Basic ways to speed up a simple Eigen program


I'm looking for the fastest way to do simple operations using Eigen. There are so many datastructures available, its hard to tell which is the fastest.

I've tried to predefine my data structures, but even then my code is being outperformed by similar Fortran code. I've guessed Eigen::Vector3d is the fastest for my needs, (since its predefined), but I could easily be wrong. Using -O3 optimization during compile time gave me a big boost, but I'm still running 4x slower than a Fortran implementation of the same code.

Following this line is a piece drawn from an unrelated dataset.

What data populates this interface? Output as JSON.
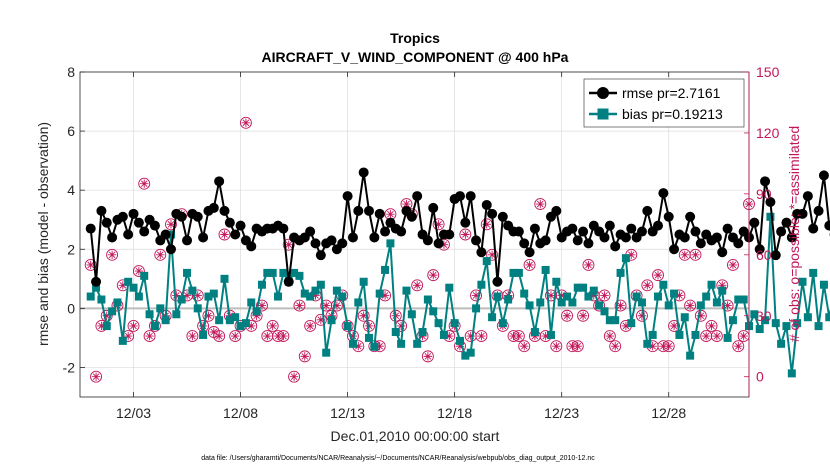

I make use of an 'Atom' structure, which is then stored in an 'atoms' vector defined by the following:

struct Atom {
    std::string element;
    //double x, y, z;
    Eigen::Vector3d coordinate;
};
std::vector<Atom> atoms;

The slowest part of my code is the following:

distance = atoms[i].coordinate - atoms[j].coordinate;
distance_norm = distance.norm();

Is there a faster data structure I could use? Or is there a faster way to perform these basic operations?


Solution

  • As you pointed out in your comment, adding the -fno-math-errno compiler flag gives you a huge increase in speed. As to why that happens, your code snipped shows that you're doing a sqrt via distance_norm = distance.norm();.

    This makes the compiler not set ERRNO after each sqrt (that's a saved write to a thread local variable), which is faster and enables vectorization of any loop that is doing this repeatedly.The only disadvantage to this is that the IEEE adherence is lost. See gcc man.

    Another thing you might want to try is adding -march=native and adding -mfma if -march=native doesn't turn it on for you (I seem to remember that in some cases it wasn't turned on by native and had to be turned on by hand - check here for details). And as always with Eigen, you can disable bounds checking with -DNDEBUG.

    SoA instead of AoS!!! If performance is actually a real problem, consider using a single 4xN matrix to store the positions (and have Atom keep the column index instead of the Eigen::Vector3d). It shouldn't matter too much in the small code snippet you showed, but depending on the rest of your code, may give you another huge increase in performance.